Ele destacou que existem inovações recentes nessa área que estão contribuindo para melhorar a eficácia e a segurança da insensibilização de animais a campo. “A inovação mais disruptiva nesse tema foi a validação dos métodos de concussão manual e eletrocussão, por meio de sistemas comerciais. Acredito que a próxima fase seja a adoção do uso de anestésicos barbitúricos, principalmente em situações de eutanásia para necrópsias a campo, que além de melhorar o bem-estar dos animais é uma prática mais aceita pela sociedade”, sugere.

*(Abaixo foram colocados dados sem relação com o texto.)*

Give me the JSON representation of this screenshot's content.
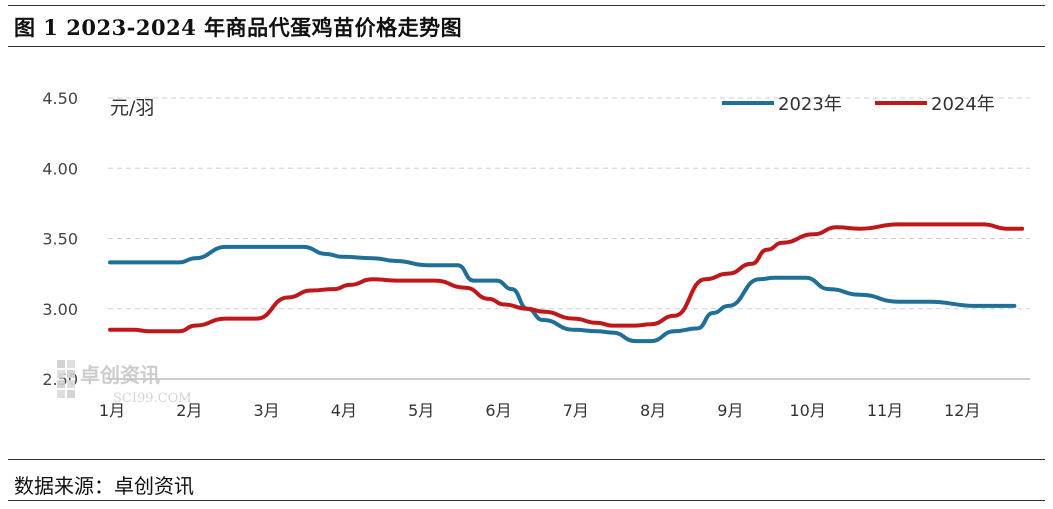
{
  "header": {
    "title": "图 1 2023-2024 年商品代蛋鸡苗价格走势图"
  },
  "footer": {
    "source": "数据来源：卓创资讯"
  },
  "watermark": {
    "name": "卓创资讯",
    "url": "SCI99.COM"
  },
  "chart_data": {
    "type": "line",
    "title": "",
    "ylabel": "元/羽",
    "xlabel": "",
    "ylim": [
      2.5,
      4.5
    ],
    "yticks": [
      "2.50",
      "3.00",
      "3.50",
      "4.00",
      "4.50"
    ],
    "ytick_values": [
      2.5,
      3.0,
      3.5,
      4.0,
      4.5
    ],
    "categories": [
      "1月",
      "2月",
      "3月",
      "4月",
      "5月",
      "6月",
      "7月",
      "8月",
      "9月",
      "10月",
      "11月",
      "12月"
    ],
    "grid": true,
    "legend_position": "top-right",
    "series": [
      {
        "name": "2023年",
        "color": "#1f6f97",
        "x": [
          0.0,
          0.5,
          0.9,
          1.1,
          1.5,
          1.9,
          2.5,
          2.8,
          3.0,
          3.4,
          3.7,
          4.1,
          4.5,
          4.7,
          5.0,
          5.2,
          5.4,
          5.6,
          6.0,
          6.3,
          6.5,
          6.8,
          7.0,
          7.3,
          7.6,
          7.8,
          8.0,
          8.4,
          8.6,
          9.0,
          9.3,
          9.7,
          10.2,
          10.6,
          11.2,
          11.5,
          11.7
        ],
        "values": [
          3.33,
          3.33,
          3.33,
          3.36,
          3.44,
          3.44,
          3.44,
          3.39,
          3.37,
          3.36,
          3.34,
          3.31,
          3.31,
          3.2,
          3.2,
          3.14,
          3.0,
          2.92,
          2.85,
          2.84,
          2.83,
          2.77,
          2.77,
          2.84,
          2.86,
          2.97,
          3.02,
          3.21,
          3.22,
          3.22,
          3.14,
          3.1,
          3.05,
          3.05,
          3.02,
          3.02,
          3.02
        ]
      },
      {
        "name": "2024年",
        "color": "#c0171b",
        "x": [
          0.0,
          0.3,
          0.5,
          0.9,
          1.1,
          1.5,
          1.9,
          2.3,
          2.6,
          2.9,
          3.1,
          3.4,
          3.7,
          4.2,
          4.6,
          4.9,
          5.1,
          5.4,
          5.6,
          6.0,
          6.3,
          6.5,
          6.8,
          7.0,
          7.3,
          7.7,
          8.0,
          8.3,
          8.5,
          8.7,
          9.1,
          9.4,
          9.7,
          10.2,
          10.6,
          11.0,
          11.3,
          11.6,
          11.8
        ],
        "values": [
          2.85,
          2.85,
          2.84,
          2.84,
          2.88,
          2.93,
          2.93,
          3.08,
          3.13,
          3.14,
          3.17,
          3.21,
          3.2,
          3.2,
          3.15,
          3.07,
          3.03,
          3.0,
          2.98,
          2.93,
          2.9,
          2.88,
          2.88,
          2.89,
          2.95,
          3.21,
          3.25,
          3.32,
          3.42,
          3.47,
          3.53,
          3.58,
          3.57,
          3.6,
          3.6,
          3.6,
          3.6,
          3.57,
          3.57
        ]
      }
    ]
  }
}
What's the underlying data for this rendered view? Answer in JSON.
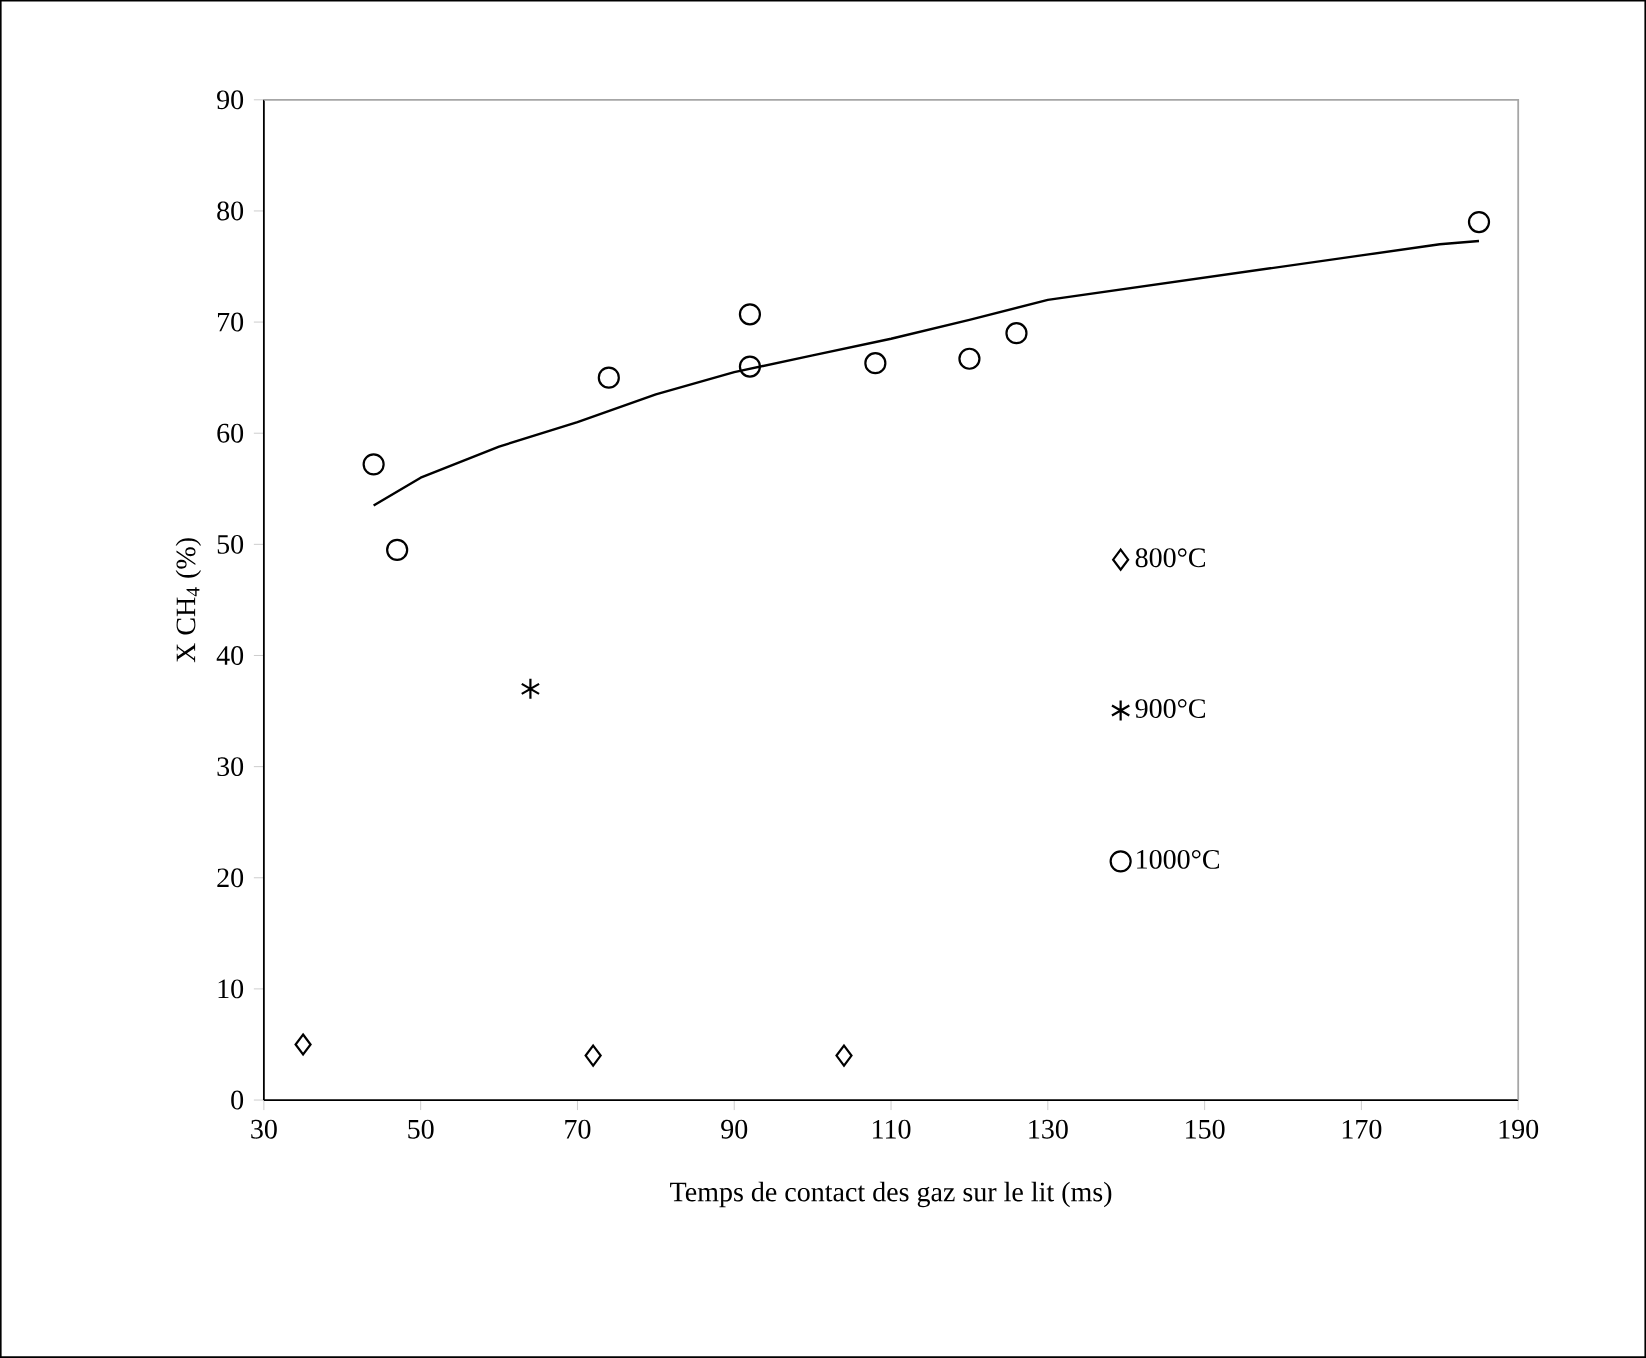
{
  "chart_data": {
    "type": "scatter",
    "xlabel": "Temps de contact des gaz sur le lit (ms)",
    "ylabel": "X CH$_{4}$ (%)",
    "xlim": [
      30,
      190
    ],
    "xticks": [
      30,
      50,
      70,
      90,
      110,
      130,
      150,
      170,
      190
    ],
    "ylim": [
      0,
      90
    ],
    "yticks": [
      0,
      10,
      20,
      30,
      40,
      50,
      60,
      70,
      80,
      90
    ],
    "grid": false,
    "legend": "right",
    "series": [
      {
        "name": "800°C",
        "color": "#000000",
        "marker": "diamond",
        "x": [
          35,
          72,
          104
        ],
        "values": [
          5,
          4,
          4
        ]
      },
      {
        "name": "900°C",
        "color": "#000000",
        "marker": "cross",
        "x": [
          64
        ],
        "values": [
          37
        ]
      },
      {
        "name": "1000°C",
        "color": "#000000",
        "marker": "circle",
        "x": [
          44,
          47,
          74,
          92,
          92,
          108,
          120,
          126,
          185
        ],
        "values": [
          57.2,
          49.5,
          65,
          70.7,
          66,
          66.3,
          66.7,
          69,
          79
        ]
      },
      {
        "type": "line",
        "color": "#000000",
        "marker": "none",
        "line_style": "solid",
        "x": [
          44,
          50,
          60,
          70,
          80,
          90,
          100,
          110,
          120,
          130,
          140,
          150,
          160,
          170,
          180,
          185
        ],
        "values": [
          53.5,
          56,
          58.8,
          61,
          63.5,
          65.5,
          67,
          68.5,
          70.2,
          72,
          73,
          74,
          75,
          76,
          77,
          77.3
        ]
      }
    ]
  }
}
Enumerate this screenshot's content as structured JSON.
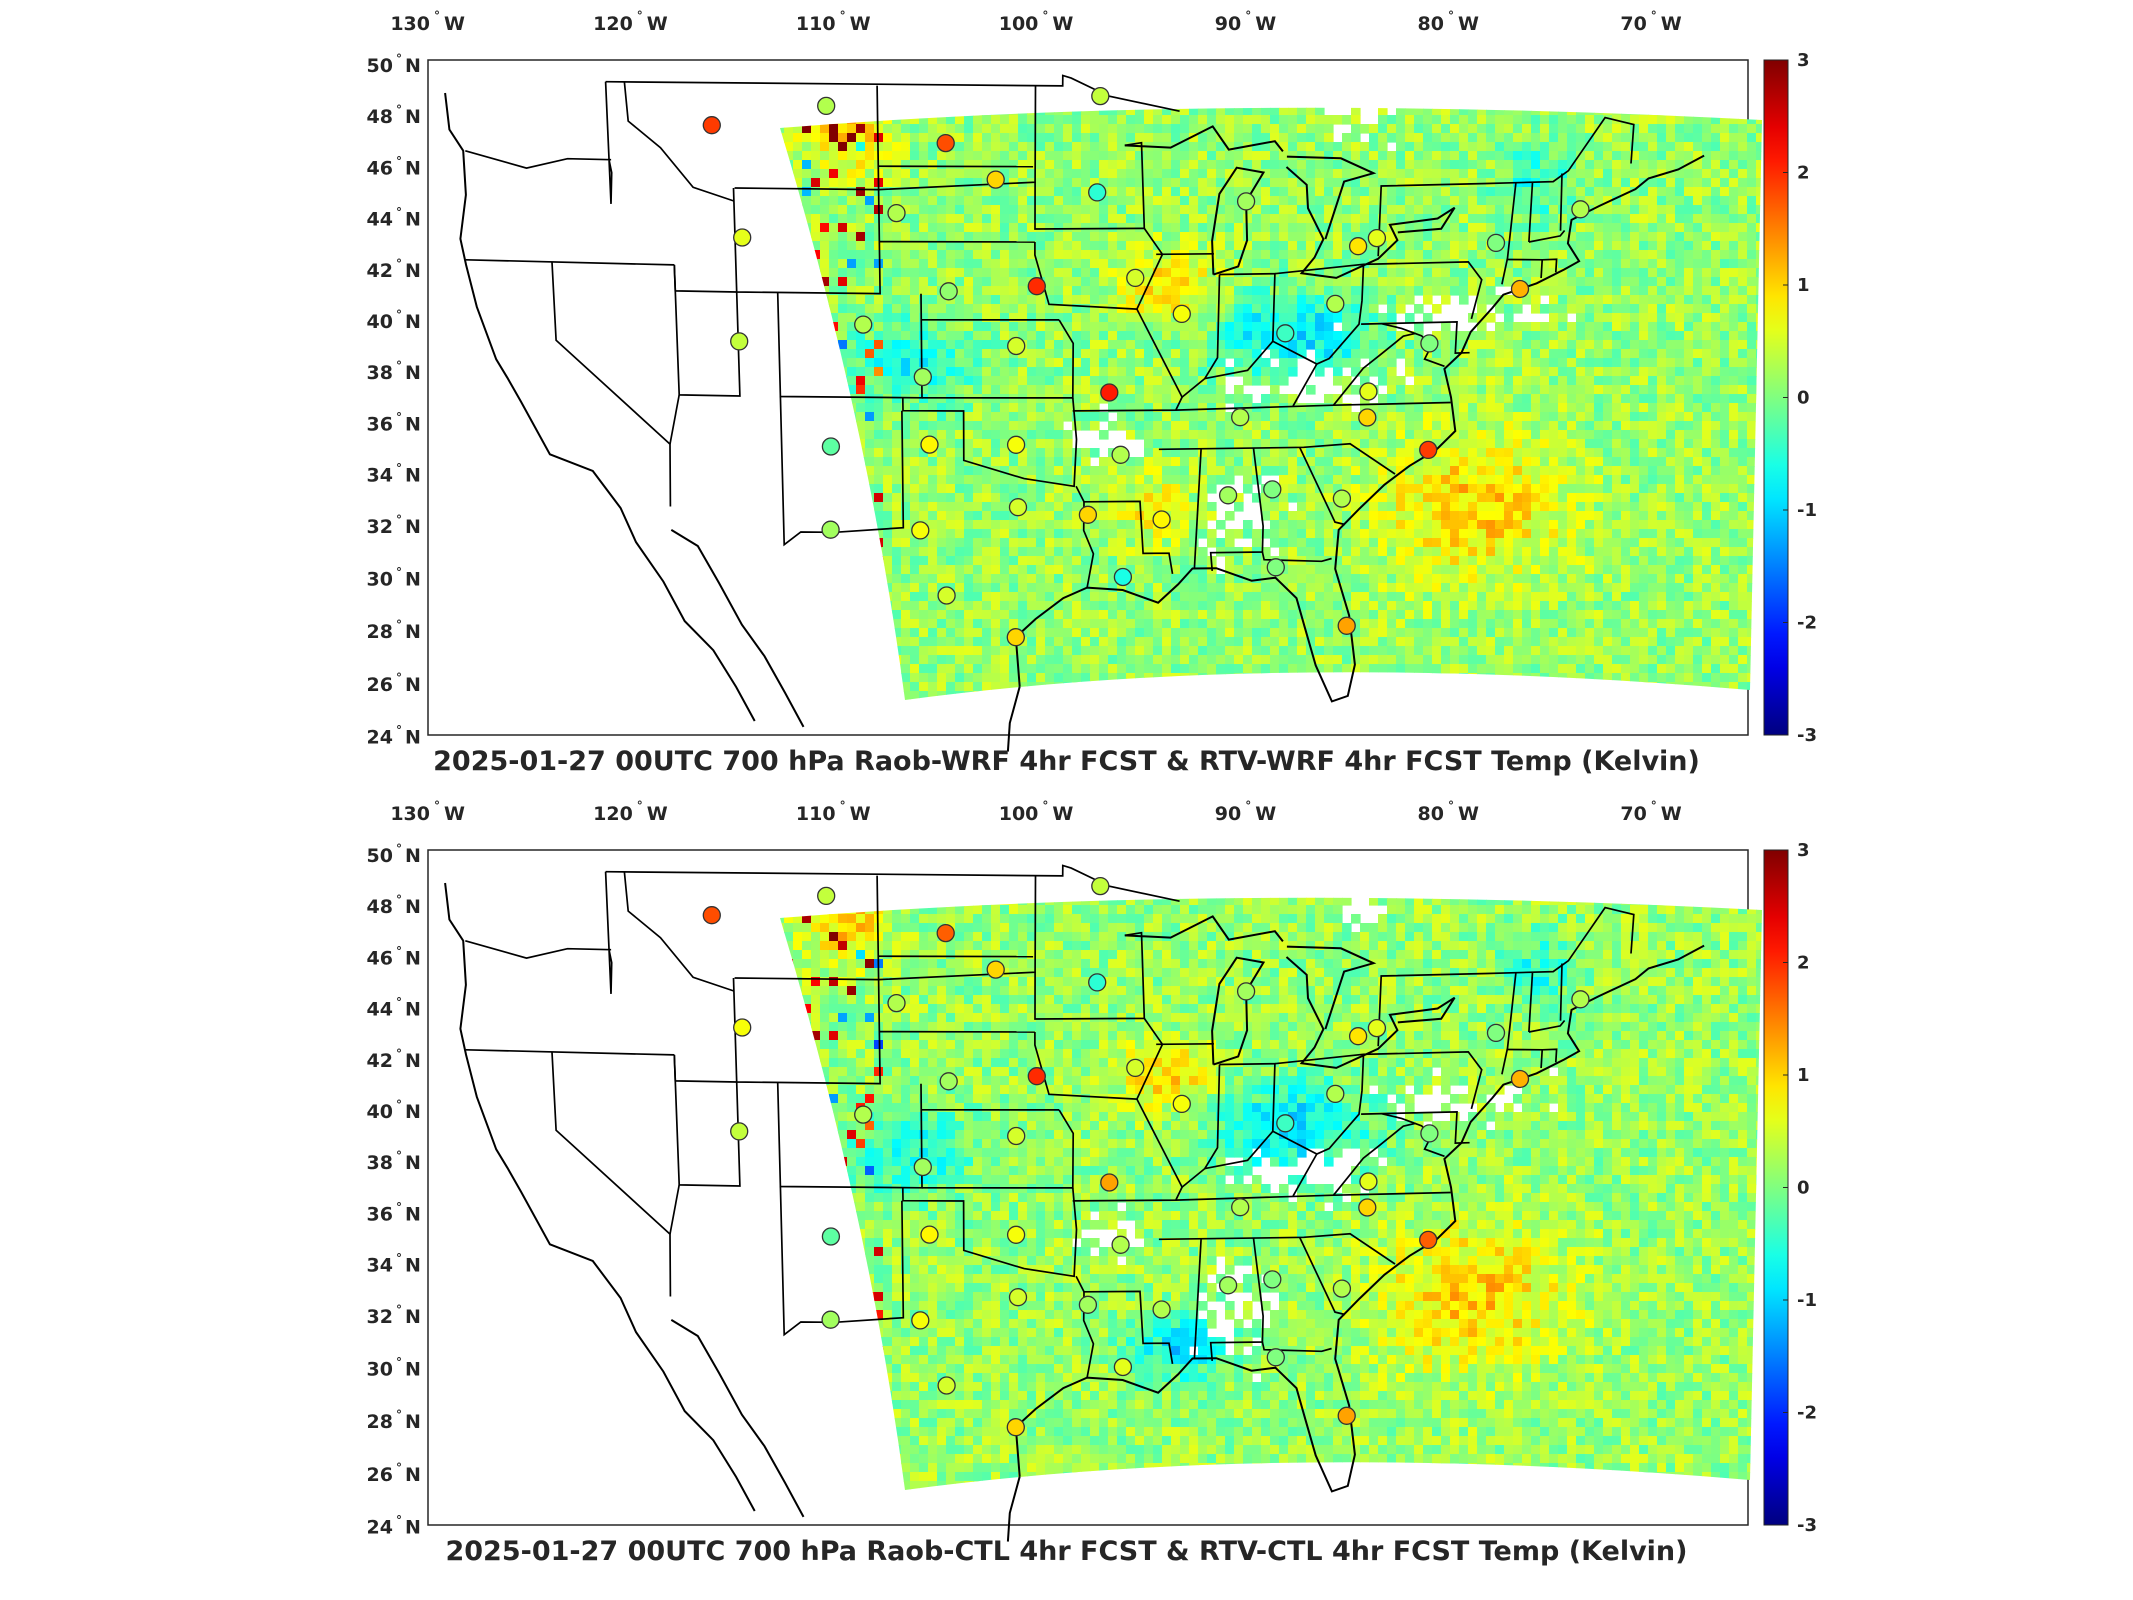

Ele cita ainda a importância de entidades e empresas promoverem a conscientização sobre a insensibilização adequada de animais a campo. “A conscientização do uso correto das práticas de eutanásia tem sido feita por meio de palestras, treinamentos e materiais didáticos. Em 08 de agosto, no Simpósio Brasil Sul de Suinocultura (SBSS), será lançada a cartilha ilustrativa sobre a legislação de bem-estar animal, a IN 113”, finaliza.